Victims of conflict can often be the most powerful. I need help with ideas, please. :)
Victims of conflict can become powerful when they overcome the situation which made them a victim. This is a theme that resonates in many literary works, particularly those texts that reflect ideas relating to discrimination.
In feminist literature, for instance, the reader is often presented with female characters who rise above conflict and emerge stronger for having done so. Think, for a moment, about the strong female characters that you have encountered in your classwork. Jane Eyre comes to mind as one of the strongest female characters in the traditional literary canon to overcome great challenges and emerge stronger, but modern literature as well has a wealth of options for you to consider. Katniss Everdeen in The Hunger Games is clearly a victim of circumstance, but in the end she is a victor not only in the arena but also in a broader sense in that she uses her intellect to overcome her oppressor and become more powerful than the regime that sought to oppress her.

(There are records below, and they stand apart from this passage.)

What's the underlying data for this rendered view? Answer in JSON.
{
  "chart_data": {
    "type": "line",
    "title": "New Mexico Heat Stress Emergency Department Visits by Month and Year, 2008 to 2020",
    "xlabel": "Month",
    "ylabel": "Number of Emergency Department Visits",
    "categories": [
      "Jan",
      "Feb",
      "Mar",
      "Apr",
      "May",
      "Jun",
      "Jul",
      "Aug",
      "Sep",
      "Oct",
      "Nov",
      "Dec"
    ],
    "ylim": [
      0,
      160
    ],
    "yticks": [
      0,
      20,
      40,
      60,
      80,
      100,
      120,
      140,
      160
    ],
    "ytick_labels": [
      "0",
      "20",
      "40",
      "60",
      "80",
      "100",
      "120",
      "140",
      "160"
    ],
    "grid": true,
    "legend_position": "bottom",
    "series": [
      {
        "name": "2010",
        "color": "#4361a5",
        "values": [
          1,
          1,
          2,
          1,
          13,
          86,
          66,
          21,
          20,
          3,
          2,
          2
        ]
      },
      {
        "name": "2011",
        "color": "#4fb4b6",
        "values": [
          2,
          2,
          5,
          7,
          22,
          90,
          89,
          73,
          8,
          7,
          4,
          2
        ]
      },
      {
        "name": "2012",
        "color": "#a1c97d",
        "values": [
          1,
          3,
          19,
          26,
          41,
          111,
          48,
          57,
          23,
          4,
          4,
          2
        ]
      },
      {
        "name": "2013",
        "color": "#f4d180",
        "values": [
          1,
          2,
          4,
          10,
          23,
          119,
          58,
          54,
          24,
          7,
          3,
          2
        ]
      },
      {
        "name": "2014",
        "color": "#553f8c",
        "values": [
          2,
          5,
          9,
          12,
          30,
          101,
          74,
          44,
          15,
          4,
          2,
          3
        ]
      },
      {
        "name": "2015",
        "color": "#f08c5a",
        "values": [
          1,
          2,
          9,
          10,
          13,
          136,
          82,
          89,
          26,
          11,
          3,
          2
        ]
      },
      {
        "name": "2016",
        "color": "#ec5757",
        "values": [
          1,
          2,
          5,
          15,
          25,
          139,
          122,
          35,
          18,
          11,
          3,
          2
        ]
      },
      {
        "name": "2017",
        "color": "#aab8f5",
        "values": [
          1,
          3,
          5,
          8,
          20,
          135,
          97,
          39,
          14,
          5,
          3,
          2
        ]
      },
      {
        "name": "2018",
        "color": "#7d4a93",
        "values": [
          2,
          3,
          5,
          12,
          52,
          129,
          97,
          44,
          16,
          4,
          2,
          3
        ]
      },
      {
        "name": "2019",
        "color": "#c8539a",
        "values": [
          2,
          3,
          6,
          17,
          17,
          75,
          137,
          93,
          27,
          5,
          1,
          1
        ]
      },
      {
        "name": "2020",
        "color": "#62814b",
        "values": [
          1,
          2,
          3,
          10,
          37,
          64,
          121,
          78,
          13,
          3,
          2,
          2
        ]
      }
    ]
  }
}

African American literature, as well, often gives us victims who ultimately become powerful. Look to the poetry of Langston Hughes and novels such as The Color Purple and you will find victims who use the conflicts that they are faced with in life to rise to power over those who sought to keep them down.

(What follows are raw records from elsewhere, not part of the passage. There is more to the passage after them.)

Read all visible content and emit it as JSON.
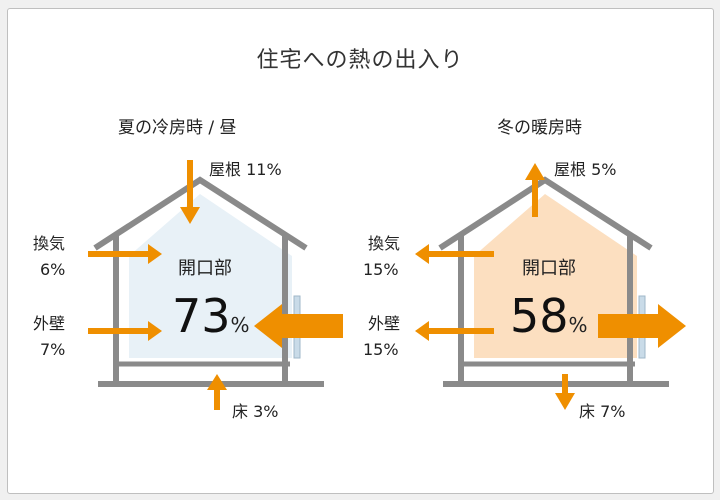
{
  "title": "住宅への熱の出入り",
  "summer": {
    "heading": "夏の冷房時 / 昼",
    "opening": {
      "label": "開口部",
      "value": "73",
      "unit": "%"
    },
    "roof": {
      "label": "屋根",
      "value": "11%"
    },
    "vent": {
      "label": "換気",
      "value": "6%"
    },
    "wall": {
      "label": "外壁",
      "value": "7%"
    },
    "floor": {
      "label": "床",
      "value": "3%"
    },
    "fill_color": "#e8f1f7",
    "direction": "inflow"
  },
  "winter": {
    "heading": "冬の暖房時",
    "opening": {
      "label": "開口部",
      "value": "58",
      "unit": "%"
    },
    "roof": {
      "label": "屋根",
      "value": "5%"
    },
    "vent": {
      "label": "換気",
      "value": "15%"
    },
    "wall": {
      "label": "外壁",
      "value": "15%"
    },
    "floor": {
      "label": "床",
      "value": "7%"
    },
    "fill_color": "#fcdfc0",
    "direction": "outflow"
  },
  "colors": {
    "arrow": "#ef8f00",
    "house_outline": "#8a8a8a",
    "window": "#c9dbe8"
  }
}
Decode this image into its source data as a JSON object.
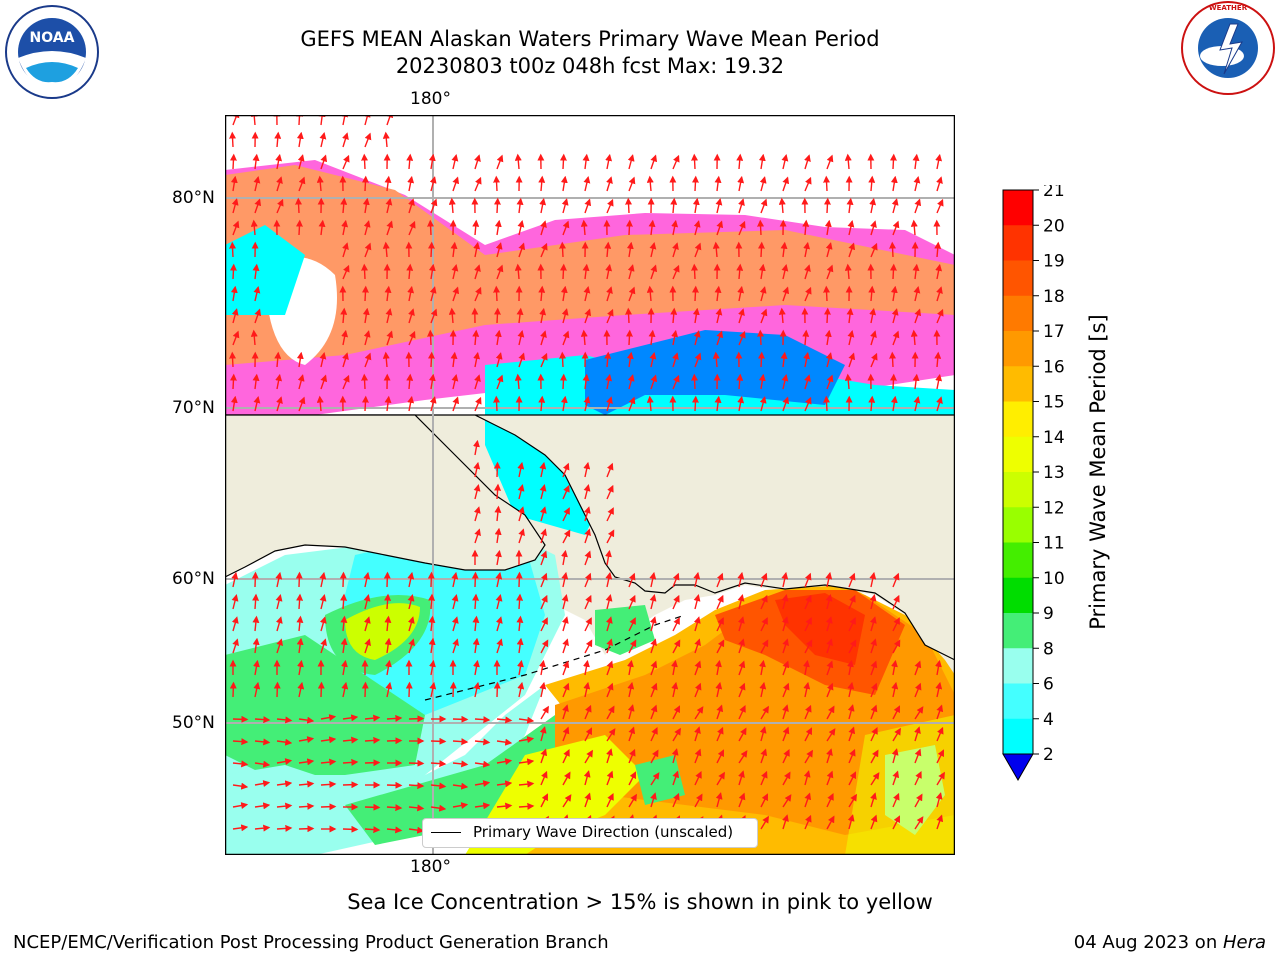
{
  "title": {
    "line1": "GEFS MEAN Alaskan Waters Primary Wave Mean Period",
    "line2": "20230803 t00z 048h fcst   Max: 19.32"
  },
  "logos": {
    "left": {
      "text": "NOAA",
      "icon": "noaa-logo"
    },
    "right": {
      "text": "NATIONAL WEATHER SERVICE",
      "icon": "nws-logo"
    }
  },
  "map": {
    "lon_label_top": "180°",
    "lon_label_bottom": "180°",
    "lat_labels": [
      "80°N",
      "70°N",
      "60°N",
      "50°N"
    ],
    "legend_label": "Primary Wave Direction (unscaled)",
    "land_color": "#efeddc",
    "arrow_color": "#ff1a1a"
  },
  "colorbar": {
    "label": "Primary Wave Mean Period [s]",
    "ticks": [
      "21",
      "20",
      "19",
      "18",
      "17",
      "16",
      "15",
      "14",
      "13",
      "12",
      "11",
      "10",
      "9",
      "8",
      "6",
      "4",
      "2"
    ],
    "colors": [
      "#ff0000",
      "#ff3300",
      "#ff5500",
      "#ff7a00",
      "#ff9900",
      "#ffbb00",
      "#ffee00",
      "#eeff00",
      "#ccff00",
      "#99ff00",
      "#44ee00",
      "#00dd00",
      "#44ee77",
      "#99ffee",
      "#44ffff",
      "#00ffff",
      "#00ccff",
      "#0077ff"
    ],
    "extend_color": "#0000ee"
  },
  "caption": "Sea Ice Concentration > 15% is shown in pink to yellow",
  "footer": {
    "left": "NCEP/EMC/Verification Post Processing Product Generation Branch",
    "right_date": "04 Aug 2023 on ",
    "right_host": "Hera"
  }
}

The main thrust behind these themes can be evidenced in what is known as the hero cycle in literature. A hero must be an ordinary person who initially resists a call to action but ultimately embarks on a path that leads him or her into a conflict situation. From this conflict, the hero often becomes a victim and experiences an emotional or physical death before arising stronger and more powerful than before. The victim character is an interesting plot point because he or she must climb to a higher place along the journey. A character who is already powerful, on the other hand, has nowhere to go but down!